Thanksgiving should be a time for celebrating, and you don’t have to give up all the foods you love in order to stay healthy. Even though Thanksgiving encourages you to overeat, you should be very cautious as short-term overeating can have long-term effects on your healthy lifestyle goals.
Eating healthy prepared meals at Thanksgiving can help curb your craving to stuff your face and even help you stay healthier.
Most people don’t realize the drastic effects that short-term overeating can cause in the long run. Even if you aren’t overweight come Thanksgiving time, recent studies suggest that you could be if you develop a short-term pattern of overeating. In fact, a recent study showed an increase in body fat and body weight in individuals who were a normal weight for their height after they developed a pattern of overeating.
Even though you won’t gain a bunch of weight from just eating Thanksgiving dinner alone, this period of time where most Americans overeat until they are stuffed can be a gateway that encourages more unhealthy meal choices down the road.
In this study published by Nutrition & Metabolism, a group studied the behaviors of 18 men and women around the average age of 26, increased their caloric intake and dropped their physical activity levels to no more than 5,000 steps per day. (Roughly, 2.5 miles a week for four weeks.)
Before the study, most of these men and women were eating a diet that consisted of about 2,200 calories per day. For the study, they increased their intake to be about 70% more, which equals out to be over 4,000 calories per day.
After only a one-month binge of eating unhealthy foods, most of these men and women who were average weight before the study gained an average of 14 pounds in just one month.
Even though Thanksgiving may seem like the right time to forget about making healthy choices, it is important to use caution so you don’t develop food behaviors that can cause you to gain weight rapidly.
Healthy prepared meals for Thanksgiving may seem like a difficult task, but it really isn’t that hard. Put a spin on some traditional recipes by substituting some unhealthy ingredients for “healthier” alternatives.
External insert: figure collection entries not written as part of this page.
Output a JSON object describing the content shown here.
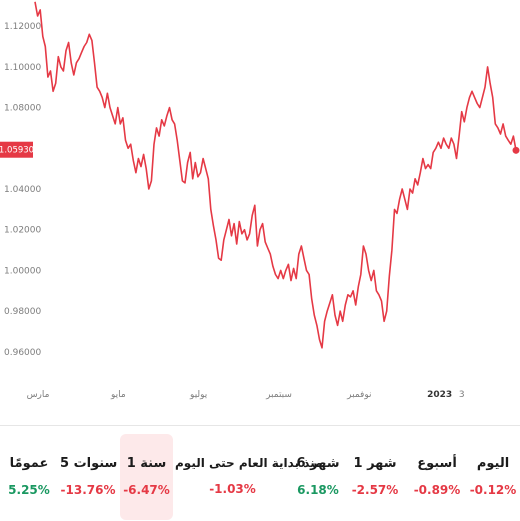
{
  "chart_data": {
    "type": "line",
    "y_ticks": [
      "1.12000",
      "1.10000",
      "1.08000",
      "1.04000",
      "1.02000",
      "1.00000",
      "0.98000",
      "0.96000"
    ],
    "y_tick_values": [
      1.12,
      1.1,
      1.08,
      1.04,
      1.02,
      1.0,
      0.98,
      0.96
    ],
    "ylim": [
      0.955,
      1.125
    ],
    "x_ticks": [
      {
        "label": "مارس",
        "month_index": 0.0,
        "bold": false
      },
      {
        "label": "مايو",
        "month_index": 2.0,
        "bold": false
      },
      {
        "label": "يوليو",
        "month_index": 4.0,
        "bold": false
      },
      {
        "label": "سبتمبر",
        "month_index": 6.0,
        "bold": false
      },
      {
        "label": "نوفمبر",
        "month_index": 8.0,
        "bold": false
      },
      {
        "label": "2023",
        "month_index": 10.0,
        "bold": true
      },
      {
        "label": "3",
        "month_index": 10.55,
        "bold": false
      }
    ],
    "xlim": [
      -0.1,
      11.95
    ],
    "current_value_label": "1.05930",
    "current_value": 1.0593,
    "line_color": "#e53945",
    "series": [
      {
        "values": [
          1.132,
          1.125,
          1.128,
          1.115,
          1.11,
          1.095,
          1.098,
          1.088,
          1.092,
          1.105,
          1.1,
          1.098,
          1.108,
          1.112,
          1.102,
          1.096,
          1.102,
          1.104,
          1.107,
          1.11,
          1.112,
          1.116,
          1.113,
          1.102,
          1.09,
          1.088,
          1.085,
          1.08,
          1.087,
          1.08,
          1.076,
          1.072,
          1.08,
          1.072,
          1.075,
          1.064,
          1.06,
          1.062,
          1.054,
          1.048,
          1.055,
          1.051,
          1.057,
          1.05,
          1.04,
          1.044,
          1.062,
          1.07,
          1.066,
          1.074,
          1.071,
          1.076,
          1.08,
          1.074,
          1.072,
          1.064,
          1.054,
          1.044,
          1.043,
          1.053,
          1.058,
          1.045,
          1.053,
          1.046,
          1.048,
          1.055,
          1.05,
          1.045,
          1.03,
          1.022,
          1.015,
          1.006,
          1.005,
          1.015,
          1.02,
          1.025,
          1.017,
          1.023,
          1.013,
          1.024,
          1.018,
          1.02,
          1.015,
          1.018,
          1.027,
          1.032,
          1.012,
          1.02,
          1.023,
          1.014,
          1.011,
          1.008,
          1.002,
          0.998,
          0.996,
          1.0,
          0.996,
          1.0,
          1.003,
          0.995,
          1.001,
          0.996,
          1.008,
          1.012,
          1.006,
          1.0,
          0.998,
          0.986,
          0.978,
          0.973,
          0.966,
          0.962,
          0.975,
          0.98,
          0.984,
          0.988,
          0.978,
          0.973,
          0.98,
          0.975,
          0.983,
          0.988,
          0.987,
          0.99,
          0.983,
          0.992,
          0.998,
          1.012,
          1.008,
          1.0,
          0.995,
          1.0,
          0.99,
          0.988,
          0.985,
          0.975,
          0.98,
          0.997,
          1.01,
          1.03,
          1.028,
          1.035,
          1.04,
          1.035,
          1.03,
          1.04,
          1.038,
          1.045,
          1.042,
          1.048,
          1.055,
          1.05,
          1.052,
          1.05,
          1.058,
          1.06,
          1.063,
          1.06,
          1.065,
          1.062,
          1.06,
          1.065,
          1.062,
          1.055,
          1.066,
          1.078,
          1.073,
          1.08,
          1.085,
          1.088,
          1.085,
          1.082,
          1.08,
          1.085,
          1.09,
          1.1,
          1.092,
          1.085,
          1.072,
          1.07,
          1.067,
          1.072,
          1.066,
          1.064,
          1.062,
          1.066,
          1.059
        ]
      }
    ],
    "grid": false,
    "legend": "none"
  },
  "tabs": [
    {
      "label": "اليوم",
      "value": "-0.12%",
      "color": "#e53945",
      "selected": false
    },
    {
      "label": "أسبوع",
      "value": "-0.89%",
      "color": "#e53945",
      "selected": false
    },
    {
      "label": "1 شهر",
      "value": "-2.57%",
      "color": "#e53945",
      "selected": false
    },
    {
      "label": "6 شهر",
      "value": "6.18%",
      "color": "#1a9861",
      "selected": false
    },
    {
      "label": "منذ بداية العام حتى اليوم",
      "value": "-1.03%",
      "color": "#e53945",
      "selected": false
    },
    {
      "label": "1 سنة",
      "value": "-6.47%",
      "color": "#e53945",
      "selected": true
    },
    {
      "label": "5 سنوات",
      "value": "-13.76%",
      "color": "#e53945",
      "selected": false
    },
    {
      "label": "عمومًا",
      "value": "5.25%",
      "color": "#1a9861",
      "selected": false
    }
  ]
}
Opt for sugar-free desserts instead of recipes with regular sugar. Sugar-free will help curb your craving for more sweets later, and your metabolism will thank you for it.
You can still eat the traditional breaded stuffing just make sure you eat a healthy protein-packed breakfast in the morning. Saving room by skipping meals in the morning is definitely the wrong way to go. By eating a little protein and fiber in the morning for breakfast, your body will burn off the calories you eat at Thanksgiving dinner faster and more efficiently.
Instead of re-filling your glass of wine between meals, go for non-alcoholic drinks instead. You can still stay hydrated and not have to worry about the extra calories in your wine glass.
Once you feel full, don’t re-load your plate. Trust your gut, and know when to walk away from seconds, or in some cases, thirds.
In order to make your Thanksgiving holiday a little more “exercise” friendly, get everyone to participate in games and activities where they are up and moving around. The more physical activity that is happening, the better everyone will feel.
Your Thanksgiving menu doesn’t have to be saturated with bland food that takes away from the traditions of your family. It’s all about choosing healthier alternatives that help you beat the process of overeating your way into unhealthy habits. With these tips, you can still have your Thanksgiving and enjoy all the meals that come with it.